Spectacles auxquels il conviendrait d’ajouter une sorte d’ OVNI improbable : une version mimée en moins d’une heure de Mère Courage et ses enfants de Brecht par une troupe venue de Pékin : construction et invention visuelles à partir d’éléments traditionnels (masques, éventails) transposés selon la fable brechtienne : tout y est musique et silence, tout y est expressif, tout y parle à la sensibilité et à l’esprit éveillé...J’ai oublié de demander quels accords avaient été passés avec les éditions de l’Arche si pointilleuses d’ordinaire sur l’orthodoxie brechtienne.

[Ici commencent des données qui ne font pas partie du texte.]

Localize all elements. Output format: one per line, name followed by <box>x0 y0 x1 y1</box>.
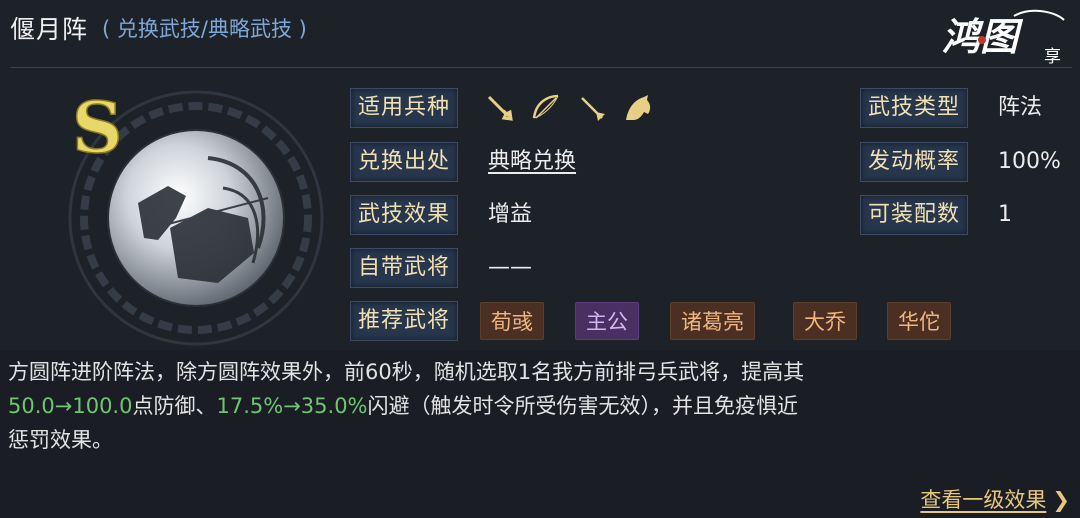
desc-mid1: 点防御、 <box>132 394 217 418</box>
spear-icon <box>581 97 605 121</box>
desc-mid2: 闪避（触发时令所受伤害无效），并且免疫惧近 <box>367 394 799 418</box>
equip-count-value: 1 <box>998 202 1012 227</box>
troop-type-label: 适用兵种 <box>350 88 459 128</box>
grade-letter: S <box>72 86 123 169</box>
view-level1-effect-label: 查看一级效果 <box>920 488 1047 512</box>
game-logo: 鸿图 享 <box>942 9 1065 67</box>
recommend-tag[interactable]: 荀彧 <box>480 302 544 340</box>
own-general-label: 自带武将 <box>350 248 459 288</box>
trigger-prob-label: 发动概率 <box>860 142 969 182</box>
equip-count-label: 可装配数 <box>860 195 969 235</box>
skill-emblem: S <box>68 85 324 346</box>
skill-type-label: 武技类型 <box>860 88 969 128</box>
own-general-value: —— <box>488 255 532 280</box>
view-level1-effect-link[interactable]: 查看一级效果 ❯ <box>920 484 1070 514</box>
desc-dodge-value: 17.5%→35.0% <box>216 394 368 418</box>
header: 偃月阵 ( 兑换武技/典略武技 ) 鸿图 享 <box>0 0 1080 68</box>
skill-category: ( 兑换武技/典略武技 ) <box>102 17 307 41</box>
source-label: 兑换出处 <box>350 142 459 182</box>
effect-label: 武技效果 <box>350 195 459 235</box>
header-divider <box>10 67 1072 68</box>
troop-type-icons <box>484 88 654 128</box>
recommend-tag[interactable]: 主公 <box>575 302 639 340</box>
recommend-tag[interactable]: 大乔 <box>793 302 857 340</box>
skill-type-value: 阵法 <box>998 95 1043 120</box>
chevron-right-icon: ❯ <box>1052 488 1070 512</box>
trigger-prob-value: 100% <box>998 149 1061 174</box>
source-link[interactable]: 典略兑换 <box>488 142 576 182</box>
logo-sub: 享 <box>1044 47 1061 67</box>
recommend-label: 推荐武将 <box>350 301 459 341</box>
desc-line1: 方圆阵进阶阵法，除方圆阵效果外，前60秒，随机选取1名我方前排弓兵武将，提高其 <box>8 360 805 384</box>
skill-detail-panel: 偃月阵 ( 兑换武技/典略武技 ) 鸿图 享 S 适用兵种 兑换出处 典略兑换 … <box>0 0 1080 518</box>
sword-icon <box>487 95 513 121</box>
desc-line3: 惩罚效果。 <box>8 428 113 452</box>
desc-defense-value: 50.0→100.0 <box>8 394 133 418</box>
skill-title: 偃月阵 <box>10 15 89 44</box>
recommend-tag[interactable]: 华佗 <box>887 302 951 340</box>
bow-icon <box>532 94 559 119</box>
skill-description: 方圆阵进阶阵法，除方圆阵效果外，前60秒，随机选取1名我方前排弓兵武将，提高其 … <box>8 355 1068 457</box>
effect-value: 增益 <box>488 202 533 227</box>
recommend-tag[interactable]: 诸葛亮 <box>670 302 755 340</box>
horse-icon <box>626 95 651 120</box>
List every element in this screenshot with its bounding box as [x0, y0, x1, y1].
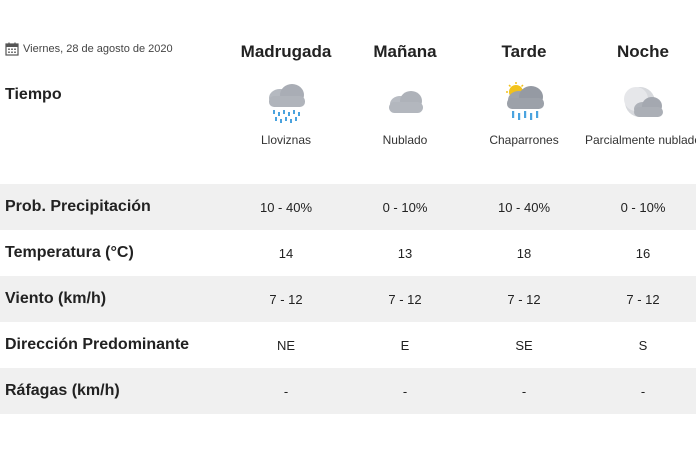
row-label: Ráfagas (km/h) [5, 382, 120, 399]
row-label: Prob. Precipitación [5, 198, 151, 215]
period-title: Mañana [373, 42, 437, 61]
cell-tarde: SE [515, 337, 533, 353]
calendar-icon [5, 42, 19, 56]
condition-label: Nublado [382, 133, 428, 147]
row-wind-direction: Dirección Predominante NE E SE S [0, 322, 696, 368]
cell-noche: S [638, 337, 648, 353]
sun-showers-icon [506, 82, 544, 120]
row-gusts: Ráfagas (km/h) - - - - [0, 368, 696, 414]
date-text: Viernes, 28 de agosto de 2020 [23, 43, 173, 55]
cell-tarde: - [521, 383, 527, 399]
period-noche: Noche Parcialmente nublado [583, 40, 696, 149]
cell-manana: 13 [397, 245, 413, 261]
cell-noche: - [640, 383, 646, 399]
cell-manana: E [400, 337, 410, 353]
period-title: Madrugada [240, 42, 332, 61]
cell-madrugada: NE [276, 337, 296, 353]
cell-madrugada: 7 - 12 [269, 291, 303, 307]
cell-tarde: 18 [516, 245, 532, 261]
period-madrugada: Madrugada Lloviznas [226, 40, 346, 149]
cell-noche: 7 - 12 [626, 291, 660, 307]
period-title: Noche [617, 42, 669, 61]
period-tarde: Tarde Chaparrones [464, 40, 584, 149]
row-label: Dirección Predominante [5, 336, 190, 353]
row-wind: Viento (km/h) 7 - 12 7 - 12 7 - 12 7 - 1… [0, 276, 696, 322]
date-header: Viernes, 28 de agosto de 2020 [5, 42, 173, 56]
partly-cloudy-night-icon [624, 87, 663, 117]
drizzle-icon [269, 84, 305, 123]
cell-tarde: 7 - 12 [507, 291, 541, 307]
cell-madrugada: 14 [278, 245, 294, 261]
period-manana: Mañana Nublado [345, 40, 465, 149]
row-label: Viento (km/h) [5, 290, 107, 307]
condition-label: Lloviznas [260, 133, 312, 147]
cell-noche: 16 [635, 245, 651, 261]
cell-madrugada: 10 - 40% [259, 199, 313, 215]
row-temperature: Temperatura (°C) 14 13 18 16 [0, 230, 696, 276]
section-title: Tiempo [5, 86, 62, 103]
condition-label: Parcialmente nublado [584, 133, 696, 147]
cell-madrugada: - [283, 383, 289, 399]
cell-manana: - [402, 383, 408, 399]
row-label: Temperatura (°C) [5, 244, 134, 261]
row-precipitation: Prob. Precipitación 10 - 40% 0 - 10% 10 … [0, 184, 696, 230]
condition-label: Chaparrones [489, 133, 559, 147]
cell-manana: 7 - 12 [388, 291, 422, 307]
cell-tarde: 10 - 40% [497, 199, 551, 215]
cell-manana: 0 - 10% [382, 199, 428, 215]
period-title: Tarde [501, 42, 547, 61]
cell-noche: 0 - 10% [620, 199, 666, 215]
cloudy-icon [389, 91, 423, 113]
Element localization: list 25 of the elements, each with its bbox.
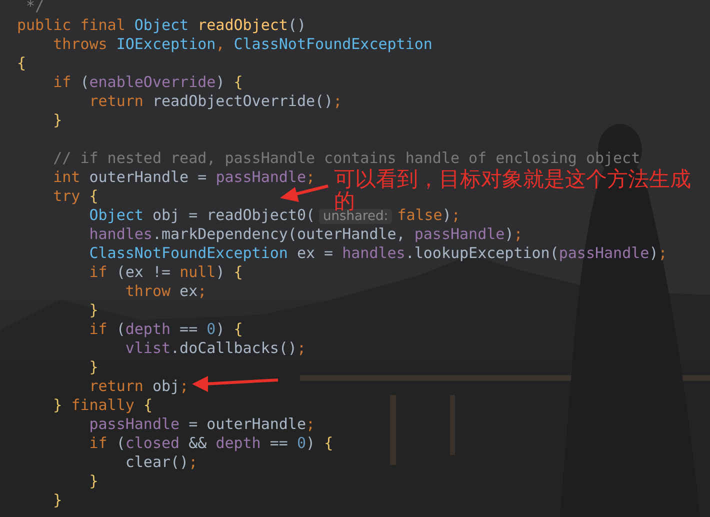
code-line: return obj; bbox=[88, 377, 189, 396]
code-line: public final Object readObject() bbox=[17, 16, 306, 35]
code-line: } bbox=[88, 472, 98, 491]
code-line: if (closed && depth == 0) { bbox=[88, 434, 334, 453]
code-line: if (depth == 0) { bbox=[88, 320, 243, 339]
code-line: } bbox=[52, 491, 62, 510]
code-line: { bbox=[17, 54, 26, 73]
code-line: handles.markDependency(outerHandle, passHandle); bbox=[88, 225, 523, 244]
code-line: throws IOException, ClassNotFoundException bbox=[52, 35, 432, 54]
code-line: // if nested read, passHandle contains handle of enclosing object bbox=[52, 149, 640, 168]
code-line: clear(); bbox=[124, 453, 198, 472]
code-line: vlist.doCallbacks(); bbox=[124, 339, 306, 358]
code-line: if (ex != null) { bbox=[88, 263, 243, 282]
code-line: int outerHandle = passHandle; bbox=[52, 168, 316, 187]
code-line: return readObjectOverride(); bbox=[88, 92, 342, 111]
code-line: try { bbox=[52, 187, 98, 206]
code-line: */ bbox=[25, 0, 44, 16]
code-line: ClassNotFoundException ex = handles.lookupException(passHandle); bbox=[88, 244, 668, 263]
code-line: throw ex; bbox=[124, 282, 207, 301]
code-line: } bbox=[88, 301, 98, 320]
code-line: } bbox=[88, 358, 98, 377]
code-line: } bbox=[52, 111, 62, 130]
code-line: if (enableOverride) { bbox=[52, 73, 243, 92]
code-line: passHandle = outerHandle; bbox=[88, 415, 316, 434]
code-line: } finally { bbox=[52, 396, 152, 415]
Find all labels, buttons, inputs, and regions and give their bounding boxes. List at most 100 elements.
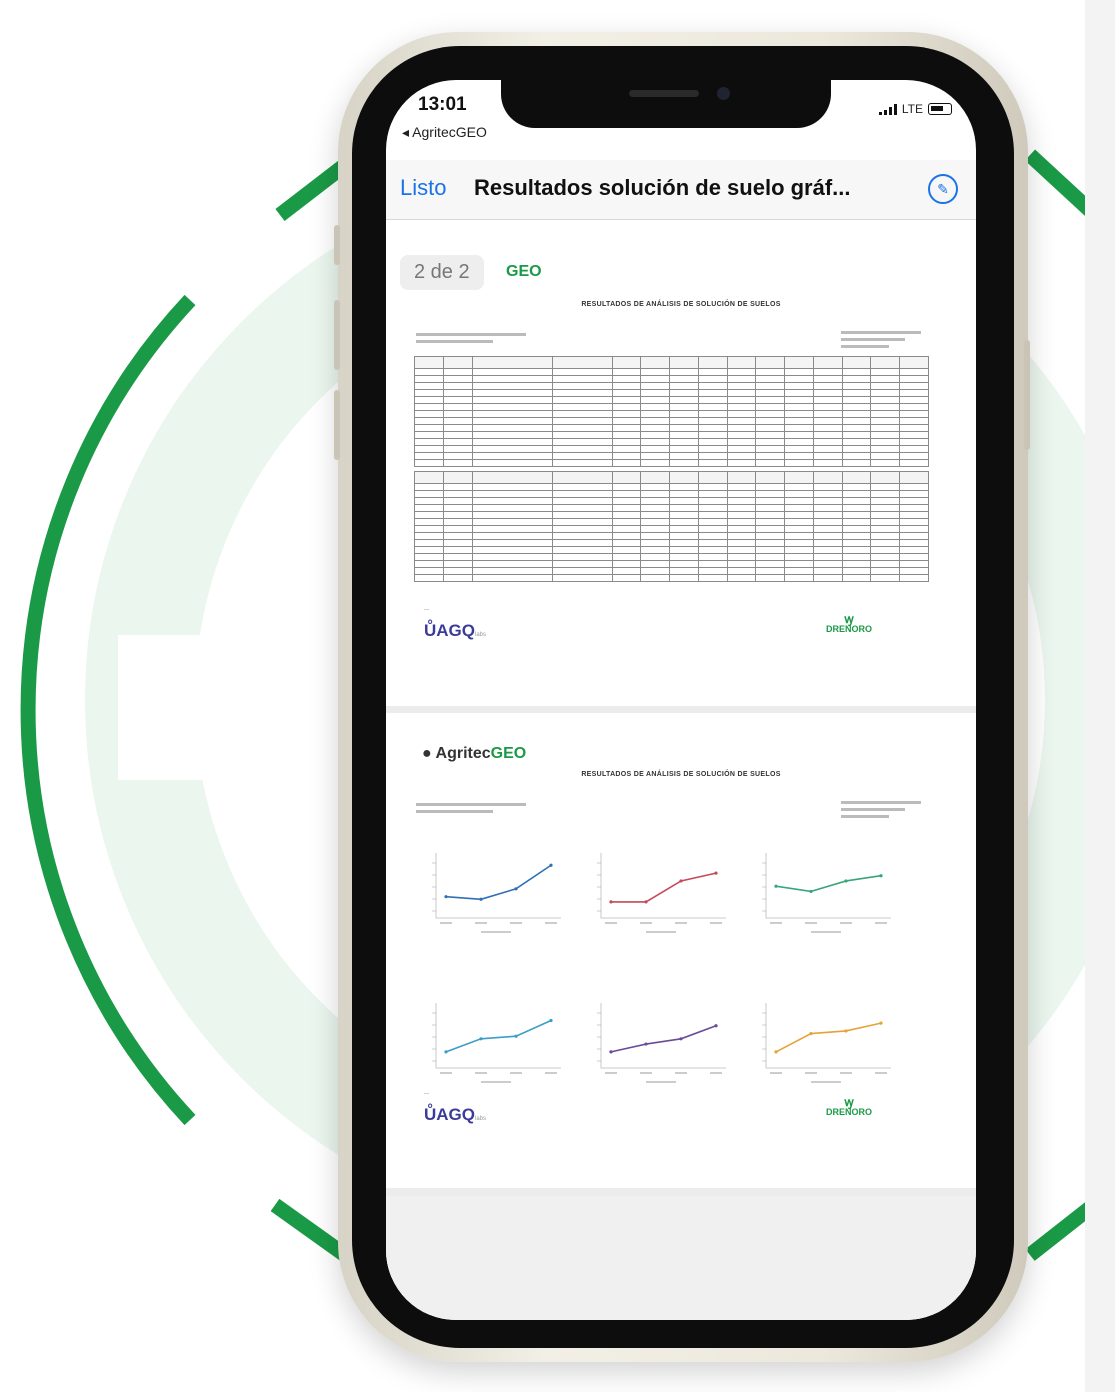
data-point — [549, 1018, 553, 1023]
table-cell — [899, 553, 929, 561]
table-cell — [697, 389, 728, 397]
table-cell — [812, 518, 843, 526]
table-cell — [784, 410, 814, 418]
table-cell — [611, 497, 642, 505]
table-cell — [784, 431, 814, 439]
document-page-2: ● AgritecGEO RESULTADOS DE ANÁLISIS DE S… — [386, 713, 976, 1188]
table-cell — [755, 382, 786, 390]
table-cell — [812, 483, 843, 491]
table-header-row — [414, 471, 929, 484]
table-cell — [471, 459, 553, 467]
table-cell — [611, 511, 642, 519]
table-cell — [611, 546, 642, 554]
table-cell — [755, 417, 786, 425]
document-page-1: 2 de 2 GEO RESULTADOS DE ANÁLISIS DE SOL… — [386, 221, 976, 706]
back-to-app-link[interactable]: ◂ AgritecGEO — [402, 124, 487, 141]
table-row — [414, 553, 929, 561]
table-cell — [640, 483, 671, 491]
done-button[interactable]: Listo — [400, 175, 446, 201]
table-cell — [442, 553, 473, 561]
table-cell — [841, 518, 872, 526]
brand-prefix: Agritec — [435, 745, 491, 762]
table-cell — [697, 396, 728, 404]
table-cell — [697, 511, 728, 519]
table-cell — [755, 525, 786, 533]
table-cell — [755, 410, 786, 418]
table-cell — [870, 497, 901, 505]
table-cell — [755, 375, 786, 383]
table-cell — [812, 368, 843, 376]
table-cell — [551, 518, 613, 526]
table-cell — [841, 356, 872, 369]
table-cell — [611, 490, 642, 498]
table-cell — [784, 403, 814, 411]
table-cell — [841, 452, 872, 460]
table-cell — [611, 574, 642, 582]
table-cell — [669, 424, 699, 432]
table-cell — [640, 459, 671, 467]
table-row — [414, 525, 929, 533]
table-cell — [899, 452, 929, 460]
data-point — [444, 895, 448, 899]
table-cell — [414, 574, 444, 582]
table-cell — [442, 539, 473, 547]
x-tick-label — [675, 922, 687, 924]
table-cell — [471, 424, 553, 432]
table-cell — [669, 511, 699, 519]
table-cell — [726, 497, 757, 505]
table-cell — [442, 532, 473, 540]
table-cell — [812, 438, 843, 446]
table-cell — [669, 546, 699, 554]
table-row — [414, 368, 929, 376]
table-cell — [899, 518, 929, 526]
table-cell — [726, 410, 757, 418]
table-cell — [812, 382, 843, 390]
battery-icon — [928, 103, 952, 115]
table-cell — [784, 490, 814, 498]
table-cell — [870, 389, 901, 397]
markup-pen-icon[interactable]: ✎ — [928, 174, 958, 204]
x-tick-label — [640, 1072, 652, 1074]
x-tick-label — [710, 922, 722, 924]
table-cell — [726, 452, 757, 460]
data-point — [514, 887, 518, 891]
table-cell — [669, 560, 699, 568]
table-cell — [899, 497, 929, 505]
table-row — [414, 574, 929, 582]
table-cell — [726, 389, 757, 397]
table-cell — [442, 574, 473, 582]
table-row — [414, 504, 929, 512]
table-cell — [697, 532, 728, 540]
table-cell — [755, 396, 786, 404]
back-app-name: AgritecGEO — [412, 124, 487, 140]
table-cell — [442, 497, 473, 505]
table-cell — [551, 539, 613, 547]
table-row — [414, 431, 929, 439]
table-cell — [442, 368, 473, 376]
data-point — [679, 879, 683, 883]
results-table-2 — [414, 471, 929, 582]
table-cell — [669, 471, 699, 484]
table-cell — [870, 483, 901, 491]
table-cell — [414, 396, 444, 404]
table-cell — [611, 532, 642, 540]
document-viewer[interactable]: 2 de 2 GEO RESULTADOS DE ANÁLISIS DE SOL… — [386, 221, 976, 1320]
chart-axes — [765, 1003, 891, 1069]
table-cell — [442, 490, 473, 498]
table-cell — [669, 518, 699, 526]
x-tick-label — [840, 1072, 852, 1074]
data-point — [774, 884, 778, 888]
table-cell — [471, 560, 553, 568]
table-cell — [551, 368, 613, 376]
table-cell — [611, 431, 642, 439]
table-cell — [899, 471, 929, 484]
data-point — [644, 900, 648, 904]
table-cell — [812, 424, 843, 432]
table-cell — [414, 490, 444, 498]
table-cell — [697, 471, 728, 484]
table-cell — [640, 539, 671, 547]
table-cell — [551, 356, 613, 369]
table-cell — [899, 375, 929, 383]
table-cell — [669, 389, 699, 397]
table-cell — [841, 375, 872, 383]
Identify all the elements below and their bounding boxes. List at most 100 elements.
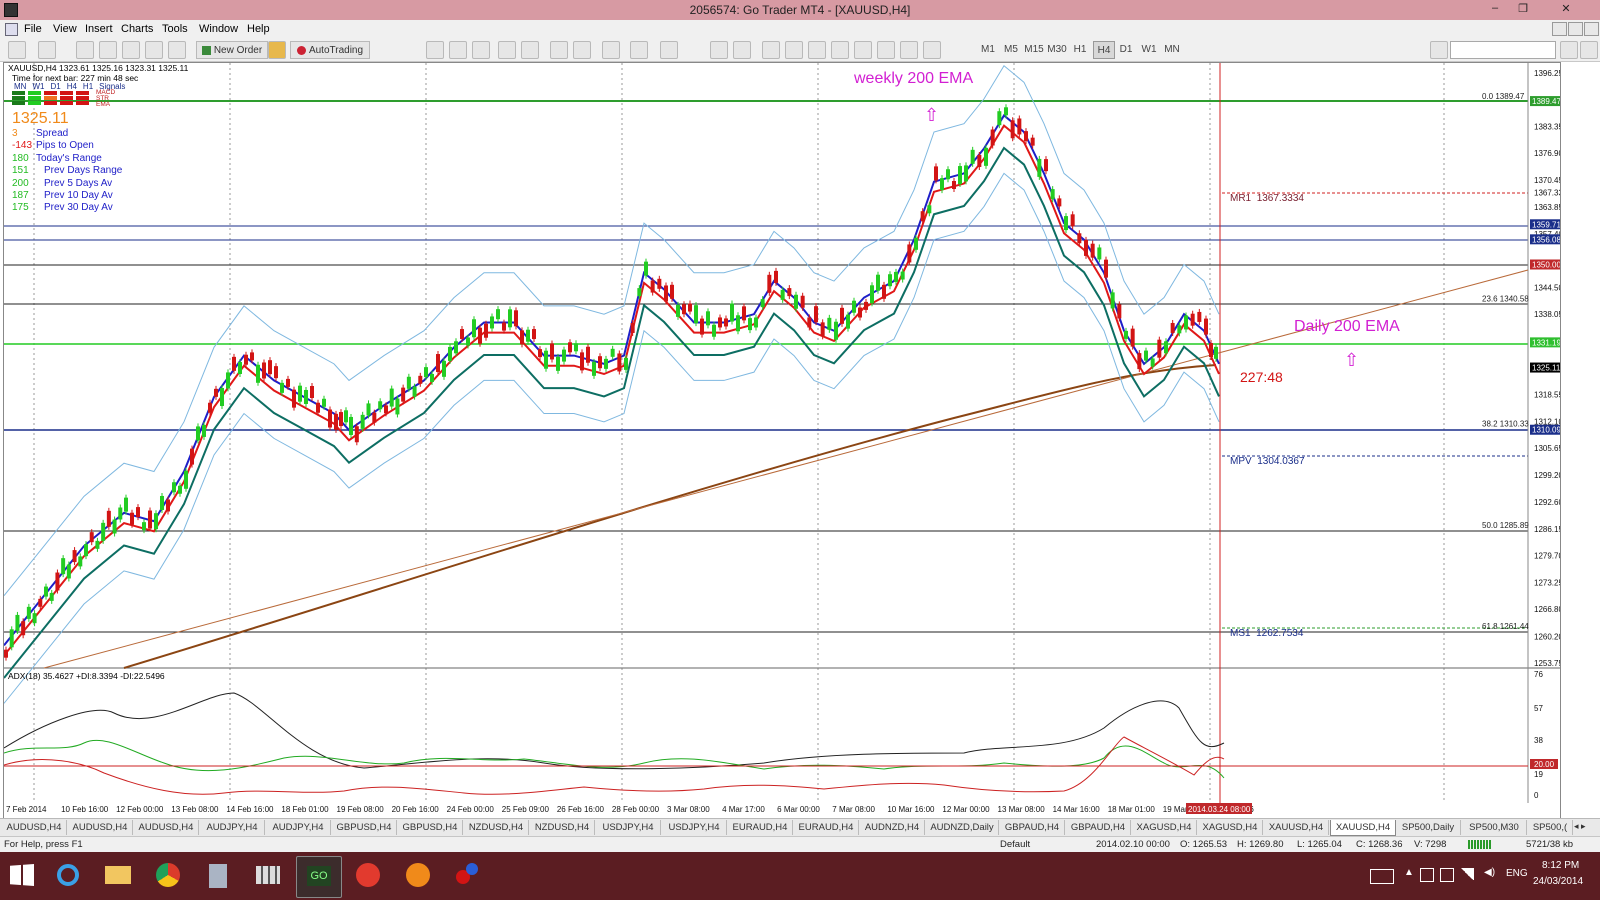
- tf-h4[interactable]: H4: [1093, 41, 1115, 59]
- chart-tab[interactable]: AUDJPY,H4: [200, 820, 265, 835]
- red-blue-app-icon[interactable]: [446, 856, 490, 896]
- data-window-icon[interactable]: [99, 41, 117, 59]
- chart-tab[interactable]: AUDUSD,H4: [2, 820, 67, 835]
- metatrader-task-icon[interactable]: GO: [296, 856, 342, 898]
- explorer-folder-icon[interactable]: [96, 856, 140, 896]
- tray-expand-icon[interactable]: ▲: [1404, 867, 1414, 878]
- chart-tab[interactable]: AUDNZD,Daily: [926, 820, 999, 835]
- chart-tab[interactable]: GBPAUD,H4: [1000, 820, 1065, 835]
- orange-app-icon[interactable]: [396, 856, 440, 896]
- maximize-button[interactable]: ❐: [1512, 2, 1534, 17]
- mdi-close-button[interactable]: [1584, 22, 1599, 36]
- minimize-button[interactable]: –: [1484, 2, 1506, 17]
- ie-icon[interactable]: [46, 856, 90, 896]
- chart-tab[interactable]: AUDUSD,H4: [68, 820, 133, 835]
- vertical-line-icon[interactable]: [762, 41, 780, 59]
- tray-clock-date[interactable]: 24/03/2014: [1533, 876, 1583, 887]
- new-order-button[interactable]: New Order: [196, 41, 268, 59]
- tf-m5[interactable]: M5: [1001, 41, 1021, 57]
- options-gear-icon[interactable]: [1430, 41, 1448, 59]
- periods-icon[interactable]: [630, 41, 648, 59]
- templates-icon[interactable]: [660, 41, 678, 59]
- cursor-icon[interactable]: [710, 41, 728, 59]
- chart-tab[interactable]: AUDJPY,H4: [266, 820, 331, 835]
- chart-tab[interactable]: USDJPY,H4: [596, 820, 661, 835]
- chart-tab[interactable]: XAGUSD,H4: [1132, 820, 1197, 835]
- new-chart-icon[interactable]: [8, 41, 26, 59]
- tray-volume-icon[interactable]: ◀): [1484, 867, 1495, 878]
- tf-w1[interactable]: W1: [1139, 41, 1159, 57]
- close-button[interactable]: ✕: [1538, 2, 1594, 17]
- chart-tab[interactable]: EURAUD,H4: [728, 820, 793, 835]
- text-icon[interactable]: [877, 41, 895, 59]
- app-grid-icon[interactable]: [246, 856, 290, 896]
- chart-tab[interactable]: GBPAUD,H4: [1066, 820, 1131, 835]
- tray-network-icon[interactable]: [1420, 868, 1434, 882]
- chart-tab[interactable]: NZDUSD,H4: [530, 820, 595, 835]
- trendline-icon[interactable]: [808, 41, 826, 59]
- trading-app-icon[interactable]: [346, 856, 390, 896]
- text-label-icon[interactable]: [900, 41, 918, 59]
- autotrading-button[interactable]: AutoTrading: [290, 41, 370, 59]
- tab-scroll-arrows-icon[interactable]: ◂ ▸: [1574, 821, 1586, 832]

 Dans le IN : pas vu énormément de spectacles, deux sur trois m’ont enthousiasmé.

 

  •  QUI SOM ? par la compagnie Baro d'Evel : je comprends après avoir vu cette extraordinaire rêverie fantasmatique pourquoi la présentation en était attirante alors que les entretiens avec les concepteurs étaient peu inspirants : les mots manquent pour évoquer ce spectacle peuplé de sons, d'images qui touchent l'intime de l'être et de nos rêves (cauchemars). Création permanente et performative dont les démiurges ne sauraient s'expliquer avec des mots insuffisants. C'est tout simplement à voir, à éprouver, cela nécessite de grands moyens, beaucoup de travail et d'invention, pour nous conduire en toute beauté vers nos origines, nos gouffres, nos hantises. Pour jouer sur les fondamentaux de l'Être, ce spectacle recourt à l’image évocatrice de symboles, aux arts physiques et plastiques du cirque, de la danse, de la poterie comme de la musique…
  •   Et puis, dans la carrière de Boulbon qui l’an dernier avait vu l’échec pompeux et menteur du Jardin des Délices, ce fut la terrible clameur d’un superbe texte de Rodriguès servi par la troupe de la comédie française : Hécube, pas Hécube, extraordinairement construit, puissamment et tendrement écrit et joué, qui trouve la suprême élégance de clins d’œil humoristiques sans déchoir dans cette tragédie d’une actrice appelée à jouer la tragédie d’ Hécube (Euripide) tout en vivant une tragédie personnelle. Un moment exceptionnel dans un cadre dont la nature accueille les temps immémoriaux et offre son étrange dimension aux drames humains.
  •  Les bonnes intentions de Terminal dans le charmant cloître des Célestins ne furent en regard que creux remplissage voguant sur des poncifs.